GOVERNMENT BY INVESTIGATION

By

Pub Date: April 1st, 1955
Publisher: Viking

A thoughtful, astute, sometimes abrasive, examination of the sorry spectacle of investigation by intimidation continues the evaluation of political theory and present practices of The Loyalty of Free Men (1950). Re-stating the fundamental fact that ""political liberty consists of limitations upon the authority of governments"", a fact which was at the basis of the Constitution when the separated powers of government were established, Alan Barth goes on to show how these powers are gravely out of balance as the legislative branch has acquired a dominance which is a danger to liberty, trespassing on the prerogative of the Executive, the judiciary, and the people.

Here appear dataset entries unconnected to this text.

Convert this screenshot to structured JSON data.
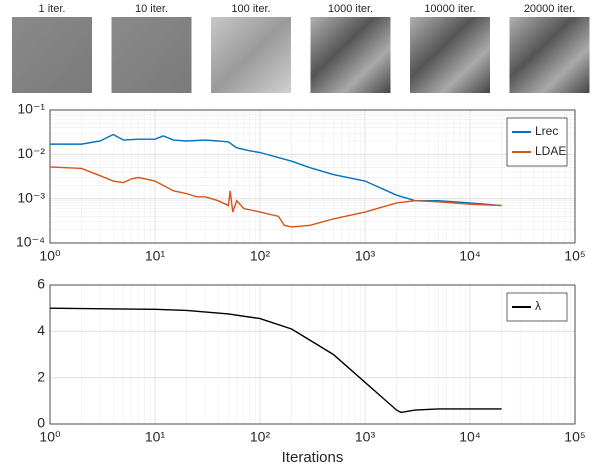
{
  "thumbnails": {
    "labels": [
      "1 iter.",
      "10 iter.",
      "100 iter.",
      "1000 iter.",
      "10000 iter.",
      "20000 iter."
    ]
  },
  "chart_data": [
    {
      "type": "line",
      "xscale": "log",
      "yscale": "log",
      "grid": true,
      "legend": "upper right",
      "xlim": [
        1,
        100000
      ],
      "ylim": [
        0.0001,
        0.1
      ],
      "xticks": [
        {
          "value": 1,
          "label": "10⁰"
        },
        {
          "value": 10,
          "label": "10¹"
        },
        {
          "value": 100,
          "label": "10²"
        },
        {
          "value": 1000,
          "label": "10³"
        },
        {
          "value": 10000,
          "label": "10⁴"
        },
        {
          "value": 100000,
          "label": "10⁵"
        }
      ],
      "yticks": [
        {
          "value": 0.0001,
          "label": "10⁻⁴"
        },
        {
          "value": 0.001,
          "label": "10⁻³"
        },
        {
          "value": 0.01,
          "label": "10⁻²"
        },
        {
          "value": 0.1,
          "label": "10⁻¹"
        }
      ],
      "series": [
        {
          "name": "Lrec",
          "color": "#0072bd",
          "x": [
            1,
            2,
            3,
            4,
            5,
            7,
            10,
            12,
            15,
            20,
            30,
            40,
            50,
            60,
            80,
            100,
            200,
            300,
            500,
            1000,
            2000,
            3000,
            5000,
            10000,
            20000
          ],
          "values": [
            0.017,
            0.017,
            0.02,
            0.028,
            0.021,
            0.022,
            0.022,
            0.026,
            0.021,
            0.02,
            0.021,
            0.02,
            0.019,
            0.014,
            0.012,
            0.011,
            0.007,
            0.005,
            0.0035,
            0.0025,
            0.0012,
            0.0009,
            0.0009,
            0.0008,
            0.0007
          ]
        },
        {
          "name": "LDAE",
          "color": "#d95319",
          "x": [
            1,
            2,
            3,
            4,
            5,
            6,
            7,
            10,
            15,
            20,
            25,
            30,
            40,
            50,
            52,
            55,
            60,
            70,
            100,
            150,
            170,
            200,
            300,
            500,
            1000,
            2000,
            3000,
            5000,
            10000,
            20000
          ],
          "values": [
            0.0052,
            0.0048,
            0.0033,
            0.0025,
            0.0023,
            0.0028,
            0.003,
            0.0025,
            0.0015,
            0.0013,
            0.0011,
            0.0011,
            0.0009,
            0.0007,
            0.0015,
            0.0005,
            0.0009,
            0.0006,
            0.0005,
            0.0004,
            0.00025,
            0.00023,
            0.00025,
            0.00035,
            0.0005,
            0.0008,
            0.0009,
            0.00085,
            0.00075,
            0.0007
          ]
        }
      ]
    },
    {
      "type": "line",
      "xscale": "log",
      "grid": true,
      "legend": "upper right",
      "xlabel": "Iterations",
      "xlim": [
        1,
        100000
      ],
      "ylim": [
        0,
        6
      ],
      "xticks": [
        {
          "value": 1,
          "label": "10⁰"
        },
        {
          "value": 10,
          "label": "10¹"
        },
        {
          "value": 100,
          "label": "10²"
        },
        {
          "value": 1000,
          "label": "10³"
        },
        {
          "value": 10000,
          "label": "10⁴"
        },
        {
          "value": 100000,
          "label": "10⁵"
        }
      ],
      "yticks": [
        0,
        2,
        4,
        6
      ],
      "series": [
        {
          "name": "λ",
          "color": "#000000",
          "x": [
            1,
            10,
            20,
            50,
            100,
            200,
            500,
            1000,
            2000,
            2200,
            3000,
            5000,
            10000,
            20000
          ],
          "values": [
            5,
            4.95,
            4.9,
            4.75,
            4.55,
            4.1,
            3.0,
            1.8,
            0.6,
            0.5,
            0.6,
            0.65,
            0.65,
            0.65
          ]
        }
      ]
    }
  ]
}
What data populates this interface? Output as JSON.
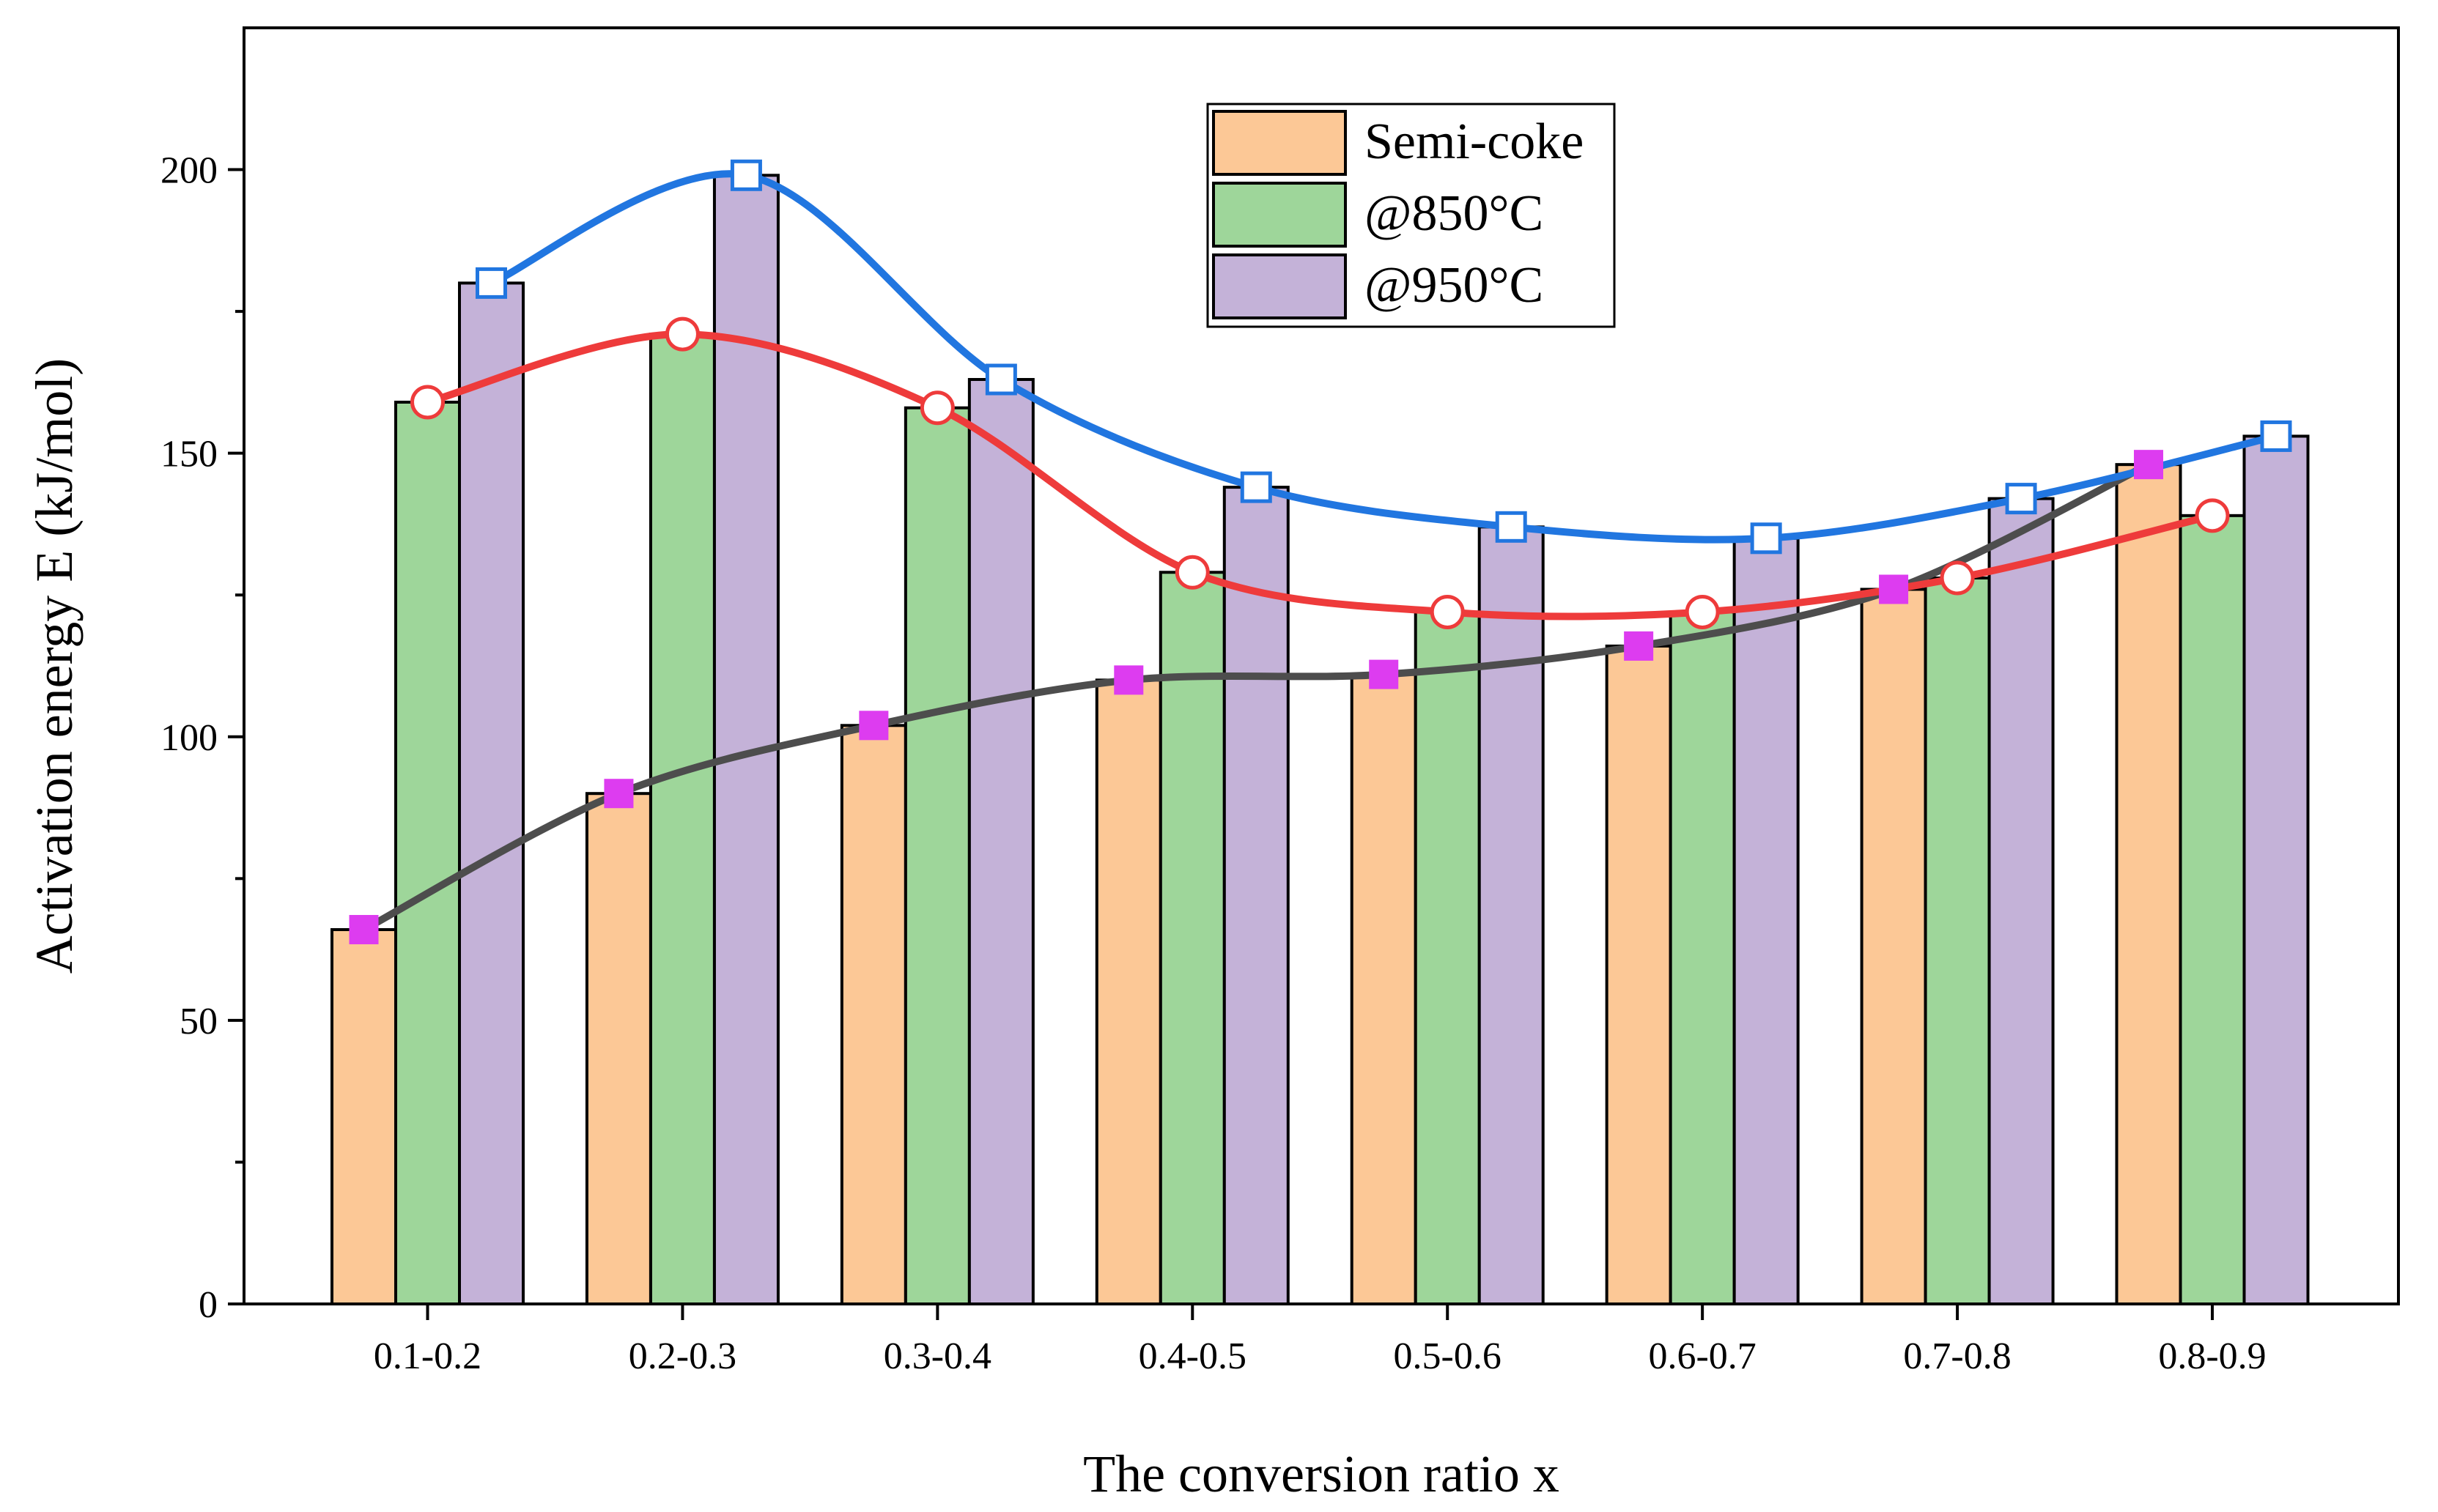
{
  "chart_data": {
    "type": "bar",
    "title": "",
    "xlabel": "The conversion ratio x",
    "ylabel": "Activation energy E (kJ/mol)",
    "ylim": [
      0,
      225
    ],
    "yticks": [
      0,
      50,
      100,
      150,
      200
    ],
    "categories": [
      "0.1-0.2",
      "0.2-0.3",
      "0.3-0.4",
      "0.4-0.5",
      "0.5-0.6",
      "0.6-0.7",
      "0.7-0.8",
      "0.8-0.9"
    ],
    "series": [
      {
        "name": "Semi-coke",
        "color": "#FCC896",
        "values": [
          66,
          90,
          102,
          110,
          111,
          116,
          126,
          148
        ],
        "line_color": "#4D4D4D",
        "marker": "square-filled",
        "marker_color": "#DD3CF0"
      },
      {
        "name": "@850°C",
        "color": "#9ED69A",
        "values": [
          159,
          171,
          158,
          129,
          122,
          122,
          128,
          139
        ],
        "line_color": "#EE3B3B",
        "marker": "circle-open",
        "marker_color": "#EE3B3B"
      },
      {
        "name": "@950°C",
        "color": "#C4B2D8",
        "values": [
          180,
          199,
          163,
          144,
          137,
          135,
          142,
          153
        ],
        "line_color": "#2176E0",
        "marker": "square-open",
        "marker_color": "#2176E0"
      }
    ],
    "legend": {
      "position": "top-center",
      "entries": [
        "Semi-coke",
        "@850°C",
        "@950°C"
      ]
    }
  }
}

The investigatory power, while invaluable, is also difficult to define and difficult to control- and the ominous uses and abuses are demonstrated by recent political activities. McCarthy's assumption of the executive function led to many ""wrecking operations"" in which the Voice of America was ""reduced to a gurgle"", the State Dept. was ruined- and reputations with it. The Kefauver hearings were a usurpation of the rights of the Courts; legislative trials have become a ""device for condemning men without the formalities of due process""; foundations, churches, universities and the press have not been immune -- and suggested safeguards and a code of fair procedure can only establish certain limitations. The dangerous demagoguery of our time which has substituted inquisition for inquiry is exposed here- and appraised for the more serious reader in terms of political and judicial precedent and opinion.